The challenge of digital violent extremism in Central Asia requires a managed risk approach.
Strategies to disrupt and prevent violent extremist content must be aligned with a wider political strategy. Too often, interventions are highly technical and narrowly targeted. Yet the spread of online actors and content is connected fundamentally to wider geopolitical, regional and domestic dynamics such as the continued repression of the Uighur minority in Xinjiang and the impending withdrawal of NATO troops from Afghanistan. These tensions will continue to stoke grievances and serve as a focal for radicalization. Ultimately, intervention strategies should reflect these contemporary realities in their design.
Violent extremism will not be reduced through police-led interventions alone, much less strategies focused on taking down content. It is true that some government and platform led efforts, including highly targeted and expeditious measures organized via the Global Internet Forum to Counter Terrorism (GIFCT), have generated some positive outcomes. That said, it has also incentivized extremist groups to move to alternative platforms and to change their strategies of engagement towards mainstream issues and generating new challenges for policing.
Measures to disrupt online extremist groups and radical content need to be mindful of the unintended consequences of aggressive take-downs. There is a risk that overzealous efforts encroach on media independence (including the rights of journalists to maintain confidentiality of sources), lead to indiscriminate surveillance and trigger extra-judicial actions such as the use of anti-terrorist legislation to curb rights. Governments in the region are already under pressure to adopt stringent surveillance and censorship laws and to make use of AI and other smart surveillance technologies across telecommunications networks and city infrastructure. There is a danger that digital transformation and smart city initiatives will lead to surveillance cities and digital authoritarianism
What’s needed is an approach that emphasizes the prevention and reduction of digital harms, and not just disrupting violent extremism. Such an approach would shift the focus away from a “whack-a-mole” orientation to one that emphasizes a public health to harm management and reduction. This requires mitigating risk factors, bolstering protective factors, and testing out measures to evaluate their outcomes.

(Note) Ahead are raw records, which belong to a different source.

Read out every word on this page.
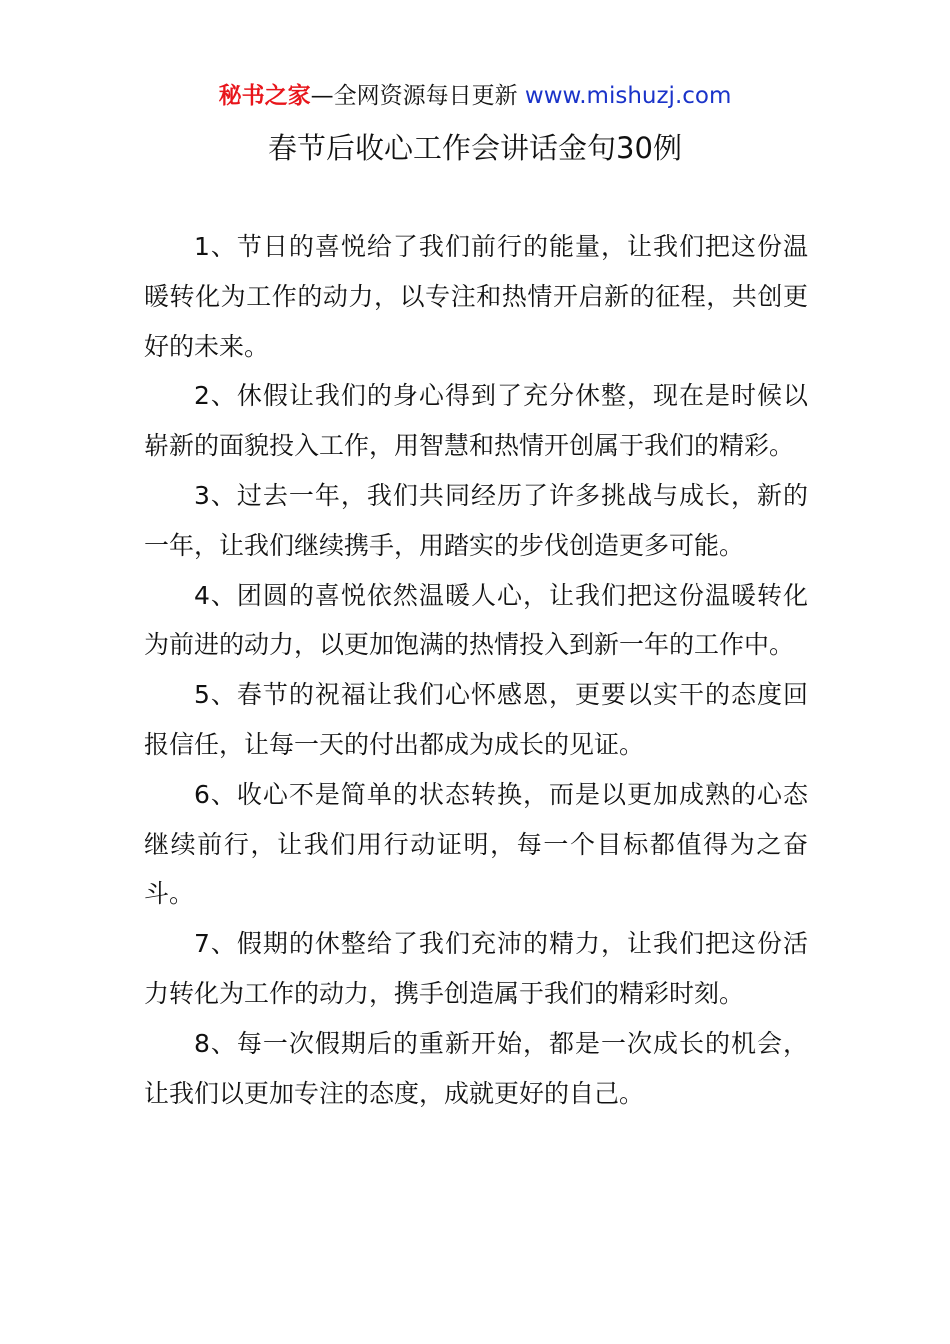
秘书之家—全网资源每日更新 www.mishuzj.com
春节后收心工作会讲话金句30例

1、节日的喜悦给了我们前行的能量，让我们把这份温暖转化为工作的动力，以专注和热情开启新的征程，共创更好的未来。

2、休假让我们的身心得到了充分休整，现在是时候以崭新的面貌投入工作，用智慧和热情开创属于我们的精彩。

3、过去一年，我们共同经历了许多挑战与成长，新的一年，让我们继续携手，用踏实的步伐创造更多可能。

4、团圆的喜悦依然温暖人心，让我们把这份温暖转化为前进的动力，以更加饱满的热情投入到新一年的工作中。

5、春节的祝福让我们心怀感恩，更要以实干的态度回报信任，让每一天的付出都成为成长的见证。

6、收心不是简单的状态转换，而是以更加成熟的心态继续前行，让我们用行动证明，每一个目标都值得为之奋斗。

7、假期的休整给了我们充沛的精力，让我们把这份活力转化为工作的动力，携手创造属于我们的精彩时刻。

8、每一次假期后的重新开始，都是一次成长的机会，让我们以更加专注的态度，成就更好的自己。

Inclusive digital transformation is a viable pathway to the region's economic prosperity and stability for the future. The US, Europe, and multilateral organizations need to work with Central Asian public authorities, social media platforms and representatives of civil society to double down on digital literacy as a way of managing digital harms and preventing a drift towards digital authoritarianism. This requires placing digital citizenship at the core of national digital transformation strategies and working with gatekeepers - trusted brokers - as well as in partnerships to use education, early warning, nudge strategies and appropriate rapid response measures to deliver safer and secure online environments.